Temperatures have dipped in the United States, bringing a fresh dusting of snow and good sport to Colorado and California. Aspen (110/130cm), Mammoth (245/275cm) and Heavenly (135/245cm) are all in good nick. But Jackson Hole, Wyoming, is the pick of the bunch with fresh snow at all levels, 200cm lower down and 225cms higher up.
Snow-starved Europe has struggled through the winter on a combination of pisteurs and vin chaud . Now, with snow finally deigning to visit, the temperatures have risen too. This means melted snow on the lower slopes is refreezing overnight in a fragile crystallised way which can cause problems.
The northern alps are best, Les Arcs has good sport with 75cm lower slope depth and 109 upper, as does La Plagne (50/200cm) which had a few centimetres snowfall this week.
Andorra has been the surprise package of the season with the most consistent snow cover in Europe, and with snowfall last week. All the resorts are totally operational. Soldeu has 90cm lower down and 150cm up top.

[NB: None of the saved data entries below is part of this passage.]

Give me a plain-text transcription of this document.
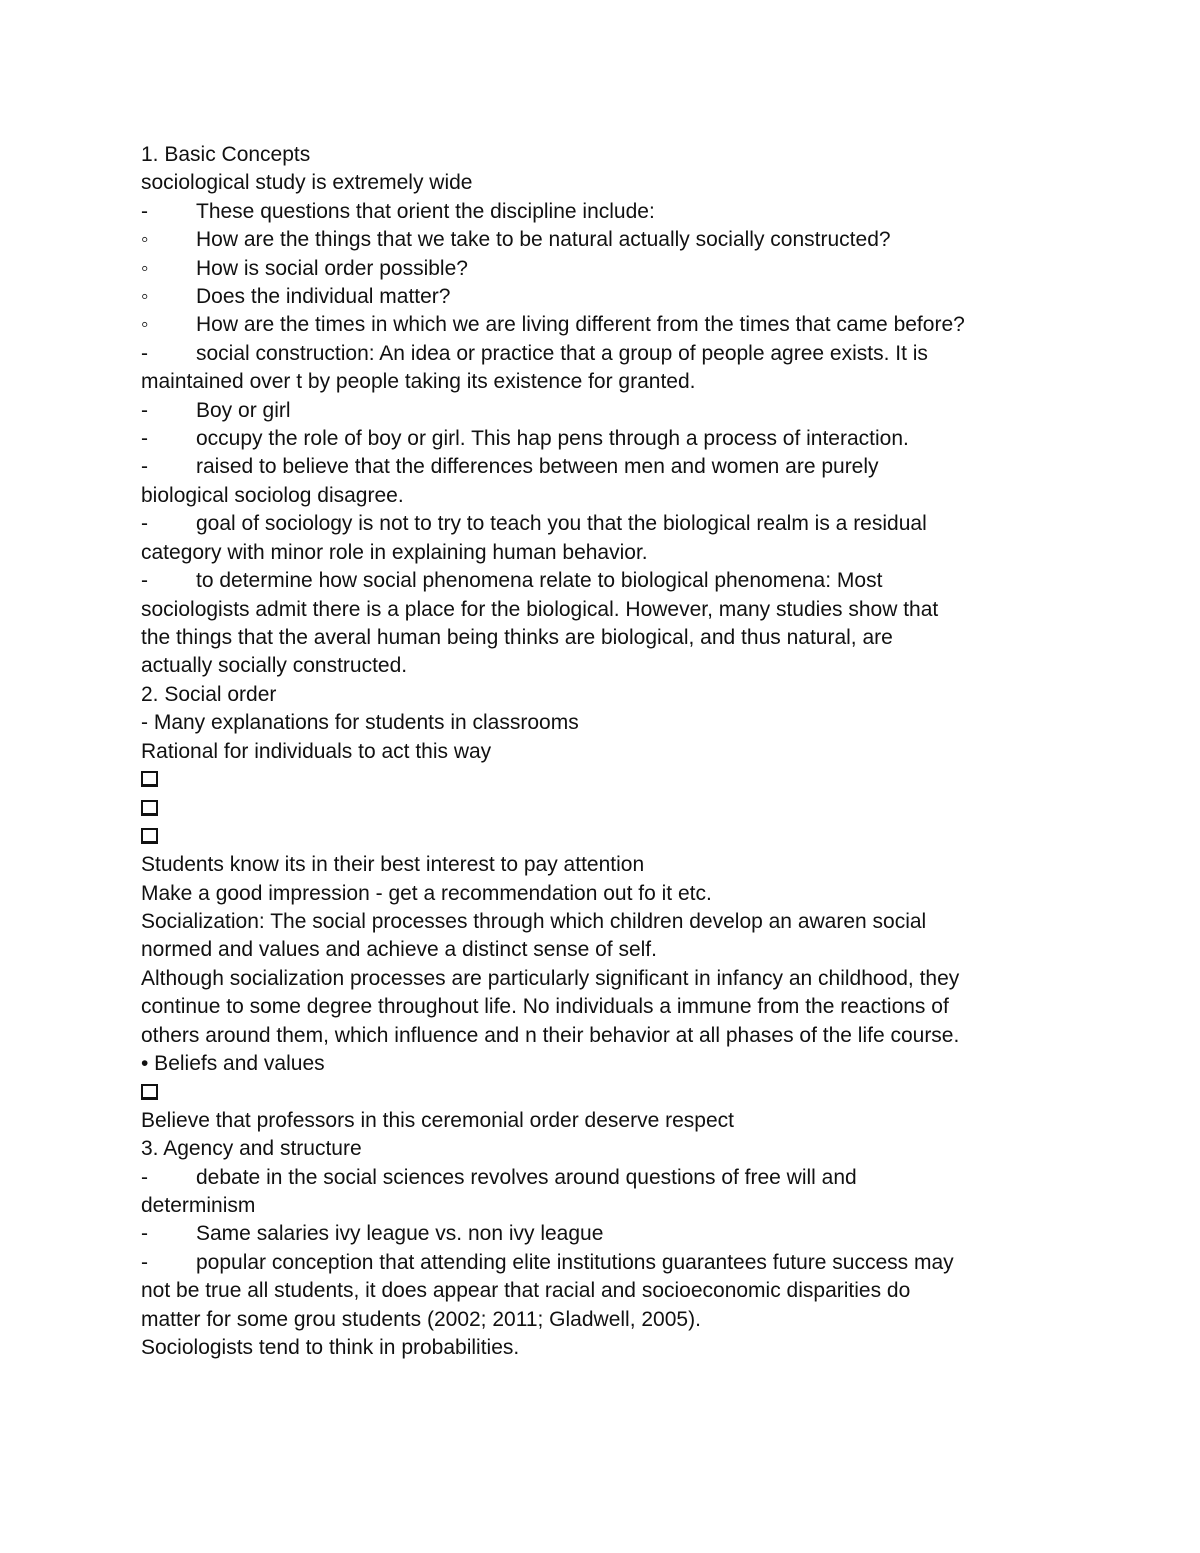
1. Basic Concepts
sociological study is extremely wide
-	These questions that orient the discipline include:
◦	How are the things that we take to be natural actually socially constructed?
◦	How is social order possible?
◦	Does the individual matter?
◦	How are the times in which we are living different from the times that came before?
-	social construction: An idea or practice that a group of people agree exists. It is
maintained over t by people taking its existence for granted.
-	Boy or girl
-	occupy the role of boy or girl. This hap pens through a process of interaction.
-	raised to believe that the differences between men and women are purely
biological sociolog disagree.
-	goal of sociology is not to try to teach you that the biological realm is a residual
category with minor role in explaining human behavior.
-	to determine how social phenomena relate to biological phenomena: Most
sociologists admit there is a place for the biological. However, many studies show that
the things that the averal human being thinks are biological, and thus natural, are
actually socially constructed.
2. Social order
- Many explanations for students in classrooms
Rational for individuals to act this way
Students know its in their best interest to pay attention
Make a good impression - get a recommendation out fo it etc.
Socialization: The social processes through which children develop an awaren social
normed and values and achieve a distinct sense of self.
Although socialization processes are particularly significant in infancy an childhood, they
continue to some degree throughout life. No individuals a immune from the reactions of
others around them, which influence and n their behavior at all phases of the life course.
• Beliefs and values
Believe that professors in this ceremonial order deserve respect
3. Agency and structure
-	debate in the social sciences revolves around questions of free will and
determinism
-	Same salaries ivy league vs. non ivy league
-	popular conception that attending elite institutions guarantees future success may
not be true all students, it does appear that racial and socioeconomic disparities do
matter for some grou students (2002; 2011; Gladwell, 2005).
Sociologists tend to think in probabilities.
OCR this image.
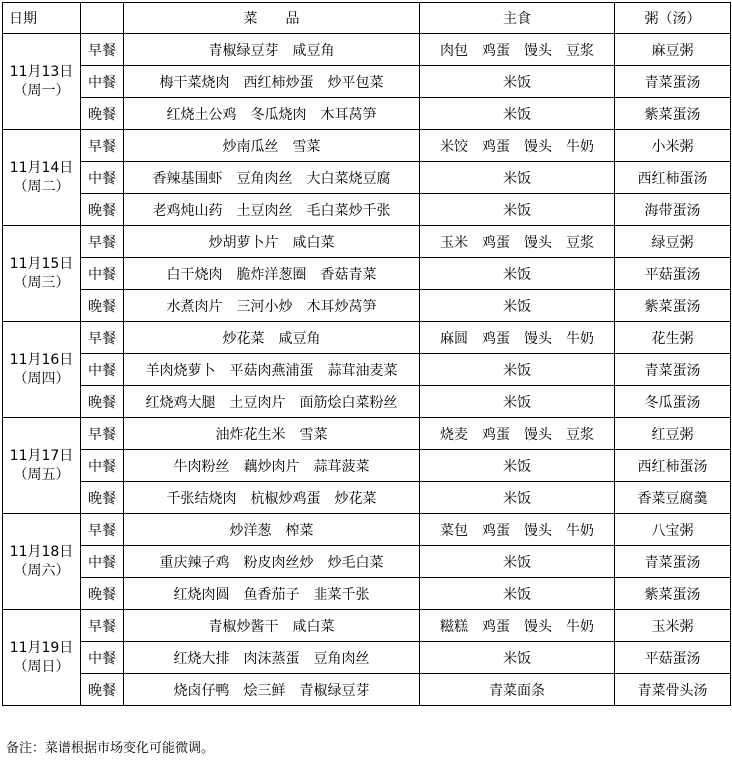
日期		菜　　品	主食	粥（汤）

11月13日
（周一）	早餐	青椒绿豆芽　咸豆角	肉包　鸡蛋　馒头　豆浆	麻豆粥
	中餐	梅干菜烧肉　西红柿炒蛋　炒平包菜	米饭	青菜蛋汤
	晚餐	红烧土公鸡　冬瓜烧肉　木耳莴笋	米饭	紫菜蛋汤

11月14日
（周二）	早餐	炒南瓜丝　雪菜	米饺　鸡蛋　馒头　牛奶	小米粥
	中餐	香辣基围虾　豆角肉丝　大白菜烧豆腐	米饭	西红柿蛋汤
	晚餐	老鸡炖山药　土豆肉丝　毛白菜炒千张	米饭	海带蛋汤

11月15日
（周三）	早餐	炒胡萝卜片　咸白菜	玉米　鸡蛋　馒头　豆浆	绿豆粥
	中餐	白干烧肉　脆炸洋葱圈　香菇青菜	米饭	平菇蛋汤
	晚餐	水煮肉片　三河小炒　木耳炒莴笋	米饭	紫菜蛋汤

11月16日
（周四）	早餐	炒花菜　咸豆角	麻圆　鸡蛋　馒头　牛奶	花生粥
	中餐	羊肉烧萝卜　平菇肉燕浦蛋　蒜茸油麦菜	米饭	青菜蛋汤
	晚餐	红烧鸡大腿　土豆肉片　面筋烩白菜粉丝	米饭	冬瓜蛋汤

11月17日
（周五）	早餐	油炸花生米　雪菜	烧麦　鸡蛋　馒头　豆浆	红豆粥
	中餐	牛肉粉丝　藕炒肉片　蒜茸菠菜	米饭	西红柿蛋汤
	晚餐	千张结烧肉　杭椒炒鸡蛋　炒花菜	米饭	香菜豆腐羹

11月18日
（周六）	早餐	炒洋葱　榨菜	菜包　鸡蛋　馒头　牛奶	八宝粥
	中餐	重庆辣子鸡　粉皮肉丝炒　炒毛白菜	米饭	青菜蛋汤
	晚餐	红烧肉圆　鱼香茄子　韭菜千张	米饭	紫菜蛋汤

11月19日
（周日）	早餐	青椒炒酱干　咸白菜	糍糕　鸡蛋　馒头　牛奶	玉米粥
	中餐	红烧大排　肉沫蒸蛋　豆角肉丝	米饭	平菇蛋汤
	晚餐	烧卤仔鸭　烩三鲜　青椒绿豆芽	青菜面条	青菜骨头汤
备注：菜谱根据市场变化可能微调。
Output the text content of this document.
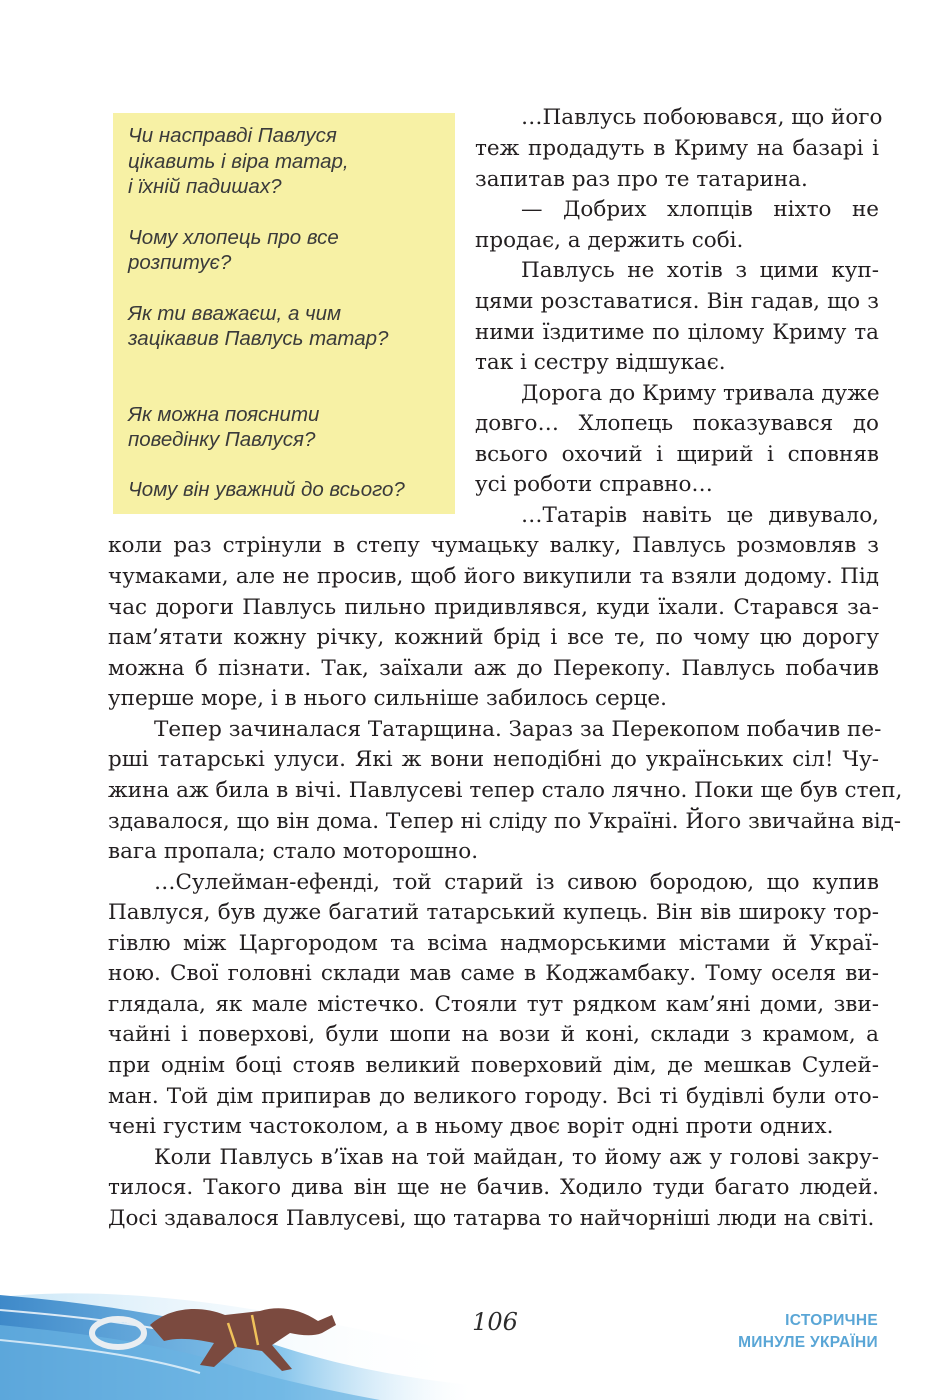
Чи насправді Павлуся
цікавить і віра татар,
і їхній падишах?

Чому хлопець про все
розпитує?

Як ти вважаєш, а чим
зацікавив Павлусь татар?

Як можна пояснити
поведінку Павлуся?

Чому він уважний до всього?

…Павлусь побоювався, що його
теж продадуть в Криму на базарі і
запитав раз про те татарина.
— Добрих хлопців ніхто не
продає, а держить собі.
Павлусь не хотів з цими куп-
цями розставатися. Він гадав, що з
ними їздитиме по цілому Криму та
так і сестру відшукає.
Дорога до Криму тривала дуже
довго… Хлопець показувався до
всього охочий і щирий і сповняв
усі роботи справно…
…Татарів навіть це дивувало,
коли раз стрінули в степу чумацьку валку, Павлусь розмовляв з
чумаками, але не просив, щоб його викупили та взяли додому. Під
час дороги Павлусь пильно придивлявся, куди їхали. Старався за-
пам’ятати кожну річку, кожний брід і все те, по чому цю дорогу
можна б пізнати. Так, заїхали аж до Перекопу. Павлусь побачив
уперше море, і в нього сильніше забилось серце.
Тепер зачиналася Татарщина. Зараз за Перекопом побачив пе-
рші татарські улуси. Які ж вони неподібні до українських сіл! Чу-
жина аж била в вічі. Павлусеві тепер стало лячно. Поки ще був степ,
здавалося, що він дома. Тепер ні сліду по Україні. Його звичайна від-
вага пропала; стало моторошно.
…Сулейман-ефенді, той старий із сивою бородою, що купив
Павлуся, був дуже багатий татарський купець. Він вів широку тор-
гівлю між Царгородом та всіма надморськими містами й Украї-
ною. Свої головні склади мав саме в Коджамбаку. Тому оселя ви-
глядала, як мале містечко. Стояли тут рядком кам’яні доми, зви-
чайні і поверхові, були шопи на вози й коні, склади з крамом, а
при однім боці стояв великий поверховий дім, де мешкав Сулей-
ман. Той дім припирав до великого городу. Всі ті будівлі були ото-
чені густим частоколом, а в ньому двоє воріт одні проти одних.
Коли Павлусь в’їхав на той майдан, то йому аж у голові закру-
тилося. Такого дива він ще не бачив. Ходило туди багато людей.
Досі здавалося Павлусеві, що татарва то найчорніші люди на світі.
106	ІСТОРИЧНЕ
МИНУЛЕ УКРАЇНИ
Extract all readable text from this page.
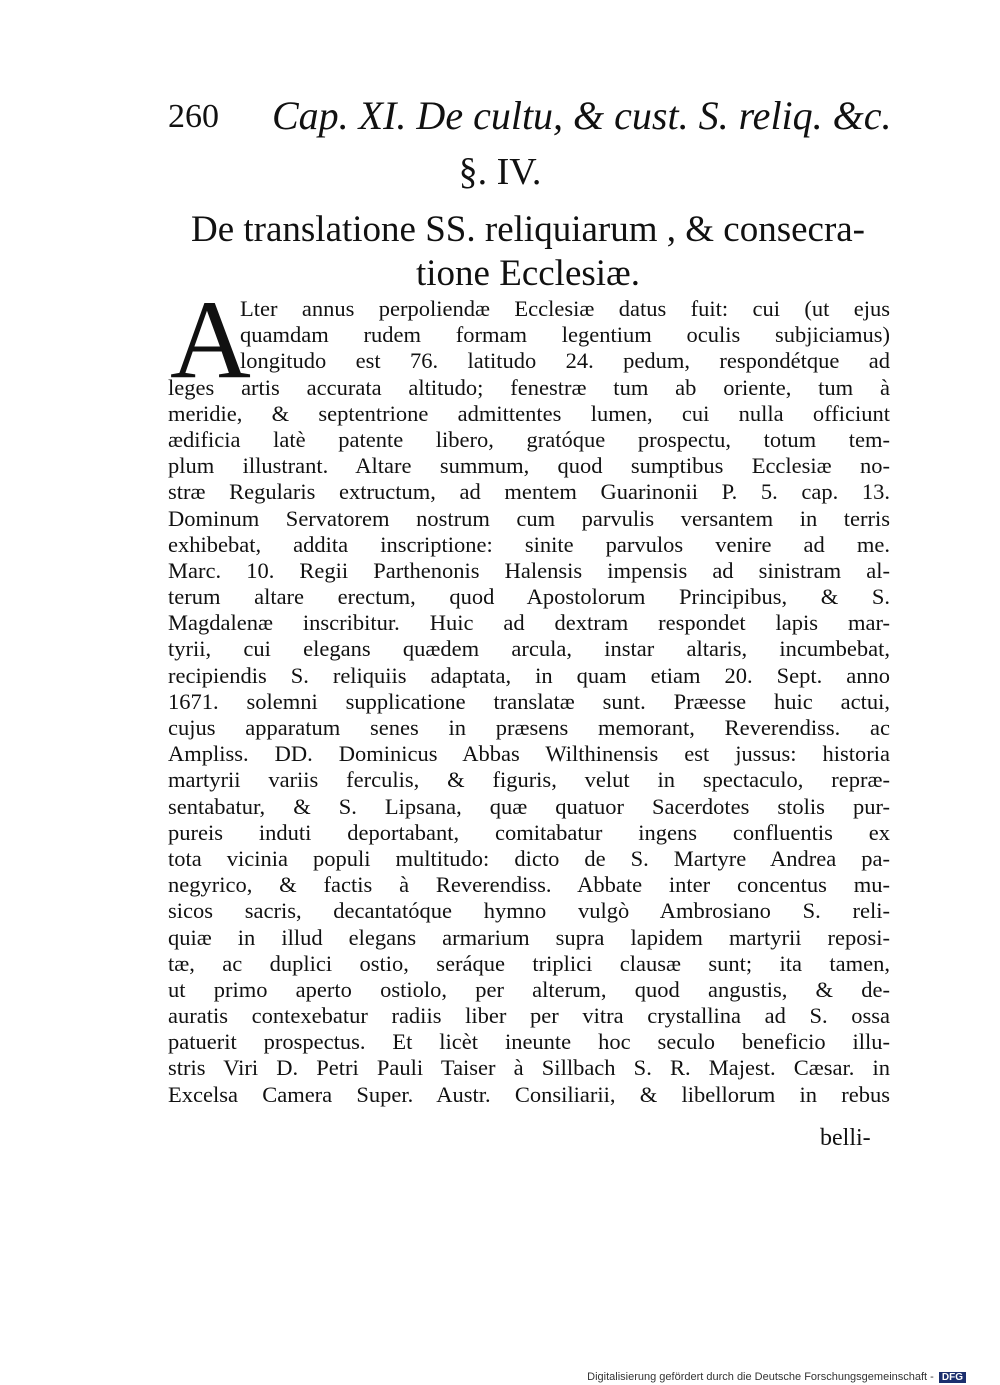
260 Cap. XI. De cultu, & cust. S. reliq. &c.
§. IV.
De translatione SS. reliquiarum , & consecra-
tione Ecclesiæ.
A
Lter annus perpoliendæ Ecclesiæ datus fuit: cui (ut ejus
quamdam rudem formam legentium oculis subjiciamus)
longitudo est 76. latitudo 24. pedum, respondétque ad
leges artis accurata altitudo; fenestræ tum ab oriente, tum à
meridie, & septentrione admittentes lumen, cui nulla officiunt
ædificia latè patente libero, gratóque prospectu, totum tem-
plum illustrant. Altare summum, quod sumptibus Ecclesiæ no-
stræ Regularis extructum, ad mentem Guarinonii P. 5. cap. 13.
Dominum Servatorem nostrum cum parvulis versantem in terris
exhibebat, addita inscriptione: sinite parvulos venire ad me.
Marc. 10. Regii Parthenonis Halensis impensis ad sinistram al-
terum altare erectum, quod Apostolorum Principibus, & S.
Magdalenæ inscribitur. Huic ad dextram respondet lapis mar-
tyrii, cui elegans quædem arcula, instar altaris, incumbebat,
recipiendis S. reliquiis adaptata, in quam etiam 20. Sept. anno
1671. solemni supplicatione translatæ sunt. Præesse huic actui,
cujus apparatum senes in præsens memorant, Reverendiss. ac
Ampliss. DD. Dominicus Abbas Wilthinensis est jussus: historia
martyrii variis ferculis, & figuris, velut in spectaculo, repræ-
sentabatur, & S. Lipsana, quæ quatuor Sacerdotes stolis pur-
pureis induti deportabant, comitabatur ingens confluentis ex
tota vicinia populi multitudo: dicto de S. Martyre Andrea pa-
negyrico, & factis à Reverendiss. Abbate inter concentus mu-
sicos sacris, decantatóque hymno vulgò Ambrosiano S. reli-
quiæ in illud elegans armarium supra lapidem martyrii reposi-
tæ, ac duplici ostio, seráque triplici clausæ sunt; ita tamen,
ut primo aperto ostiolo, per alterum, quod angustis, & de-
auratis contexebatur radiis liber per vitra crystallina ad S. ossa
patuerit prospectus. Et licèt ineunte hoc seculo beneficio illu-
stris Viri D. Petri Pauli Taiser à Sillbach S. R. Majest. Cæsar. in
Excelsa Camera Super. Austr. Consiliarii, & libellorum in rebus
belli-
Digitalisierung gefördert durch die Deutsche Forschungsgemeinschaft - DFG
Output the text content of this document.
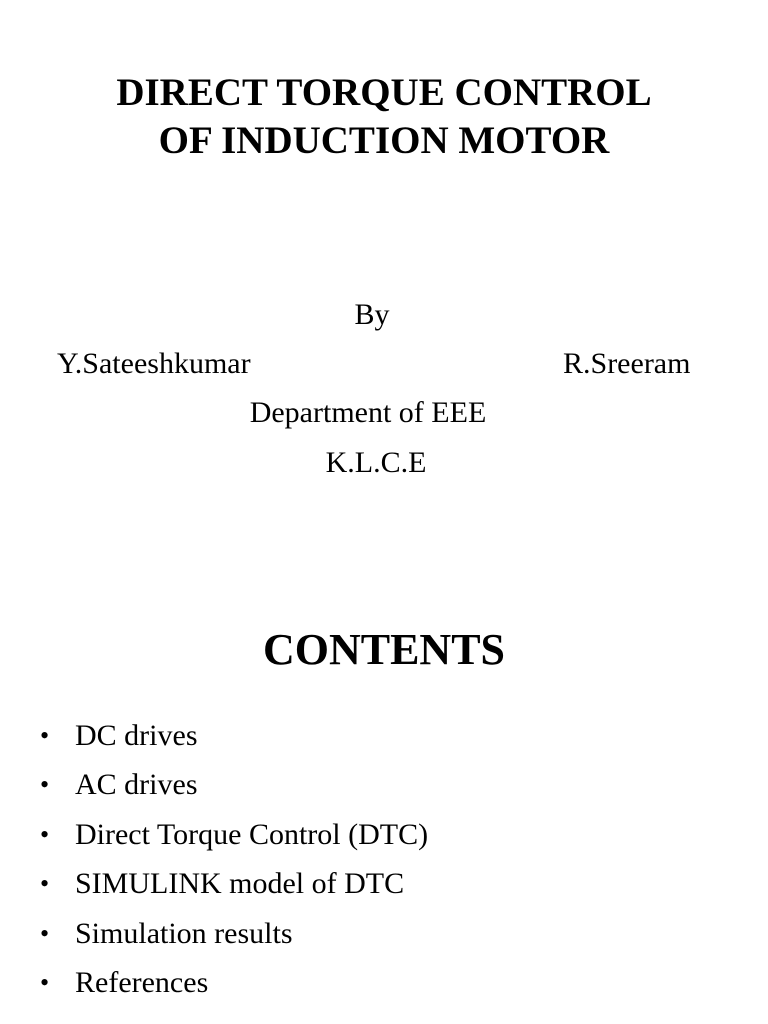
DIRECT TORQUE CONTROL
OF INDUCTION MOTOR
By
Y.Sateeshkumar	R.Sreeram
Department of EEE
K.L.C.E
CONTENTS
• DC drives
• AC drives
• Direct Torque Control (DTC)
• SIMULINK model of DTC
• Simulation results
• References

After a rotten season in which recent melt exposed rocks and grass Bulgaria has just enjoyed heavy snowfall... watch this space.
Deal of the week
Club Pavilion (0870 055 0870) offers seven nights' half-board at Club Solana at Soldeu, Andorra, for £259, based on four sharing. The price includes return flights and transfers departing from Manchester or Gatwick on 24 March.
Website of the week
The net version of one of Britain's best-selling ski magazines, www.goodskiguide.com has the same features, news and competitions as the hard copy, but without the tree loss. It produces about six issues stretching across the ski season, including a comprehensive but highly subjective resort guide that, for each destination, gives 'good points' and 'bad points' and a boredom threshhold time limit which ranges from two days (at Marble Mountain, Newfoundland) to three weeks (Davos, Switzerland).